Because of the licensing and cost, you can’t really duplicate this exactly, although if you are savvy enough with deep learning models, you might be able to get close. However, we can’t help but think there are better ways to approach this problem.

Not to mention, shell commands aren’t that hard. We like regular expressions, but based on how many times we have to write one for someone else, maybe an AI to make them easier would be interesting. There again, we have a different approach.

30 thoughts on “AI Makes Linux Do What You Mean, Not What You Say

  1. Two things. First, in many of those cases, it is simpler and faster just to type the command you want to have executed. Second, in those where that is not true, a simple script with a short name will be far more convenient.

    Nice, but like the personal assistants, not all that compelling.

    1. I think this is more for a natural language way of executing tasks where you don’t have all of the niche tools & arguments memorised. For non-routine tasks, pawing through man pages is what usually most consumes time, not typing out the final command.

      Also, this could be very useful/fun for use as a nerd-worthy speech controlled personal/home assistant.

    2. It might be handy for people like me who need to use the CLI, but not often enough to learn much of anything. CLI is super slow and inefficient if you don’t already know how to do something, at that point it’s basically just programming, and programming takes time.

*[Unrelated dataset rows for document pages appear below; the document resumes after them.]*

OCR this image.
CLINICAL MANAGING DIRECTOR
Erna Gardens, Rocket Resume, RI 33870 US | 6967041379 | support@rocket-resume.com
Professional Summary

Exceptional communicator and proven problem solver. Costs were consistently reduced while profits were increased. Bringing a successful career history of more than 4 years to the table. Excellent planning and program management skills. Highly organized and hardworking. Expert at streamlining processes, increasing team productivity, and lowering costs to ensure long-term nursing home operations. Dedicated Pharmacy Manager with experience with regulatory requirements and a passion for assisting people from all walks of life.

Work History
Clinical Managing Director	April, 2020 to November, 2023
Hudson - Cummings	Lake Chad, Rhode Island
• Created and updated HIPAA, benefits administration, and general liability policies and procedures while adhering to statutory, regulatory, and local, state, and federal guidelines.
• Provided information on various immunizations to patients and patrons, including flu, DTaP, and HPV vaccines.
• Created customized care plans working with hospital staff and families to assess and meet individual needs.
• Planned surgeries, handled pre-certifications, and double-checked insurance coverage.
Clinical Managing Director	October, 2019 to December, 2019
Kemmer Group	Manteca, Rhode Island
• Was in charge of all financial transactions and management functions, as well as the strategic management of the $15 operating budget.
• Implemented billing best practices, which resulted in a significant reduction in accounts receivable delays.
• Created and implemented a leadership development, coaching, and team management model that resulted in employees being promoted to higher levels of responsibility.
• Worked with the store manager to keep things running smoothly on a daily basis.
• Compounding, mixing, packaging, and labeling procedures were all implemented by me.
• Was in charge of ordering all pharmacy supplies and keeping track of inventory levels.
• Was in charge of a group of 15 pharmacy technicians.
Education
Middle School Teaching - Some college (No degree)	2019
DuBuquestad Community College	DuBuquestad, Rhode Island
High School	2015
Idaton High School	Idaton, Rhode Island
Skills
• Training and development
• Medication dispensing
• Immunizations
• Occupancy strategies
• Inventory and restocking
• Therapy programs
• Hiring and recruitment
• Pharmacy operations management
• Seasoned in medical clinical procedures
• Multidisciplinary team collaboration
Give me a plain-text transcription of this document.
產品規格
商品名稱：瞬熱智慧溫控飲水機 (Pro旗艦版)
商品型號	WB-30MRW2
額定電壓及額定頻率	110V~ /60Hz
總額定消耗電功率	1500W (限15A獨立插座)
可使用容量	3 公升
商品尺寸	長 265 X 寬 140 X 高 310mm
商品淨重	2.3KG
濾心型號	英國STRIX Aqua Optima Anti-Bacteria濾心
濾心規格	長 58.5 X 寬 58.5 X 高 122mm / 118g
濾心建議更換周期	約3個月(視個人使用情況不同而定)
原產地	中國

      1. I feel like there could have been enough ambiguity for the computer to interpret it that way even without the [] part. you never specified which directory so it just goes for the default which happens to be your root xD

  2. My favorite bash addon is “thef*ck”, where you just type “f*ck” and it pretty smartly tries to correct your last command. Typos, forgot sudo, missing package, all corrected by AI just by swearing. The future is here already

  3. Would be good to have a combined man/info/apropos that used an AI to help you search and then presented relevant examples but I do not like the way the system currently works, and I would rather run it locally on our LAN as a service rather than leaking information to OpenAI.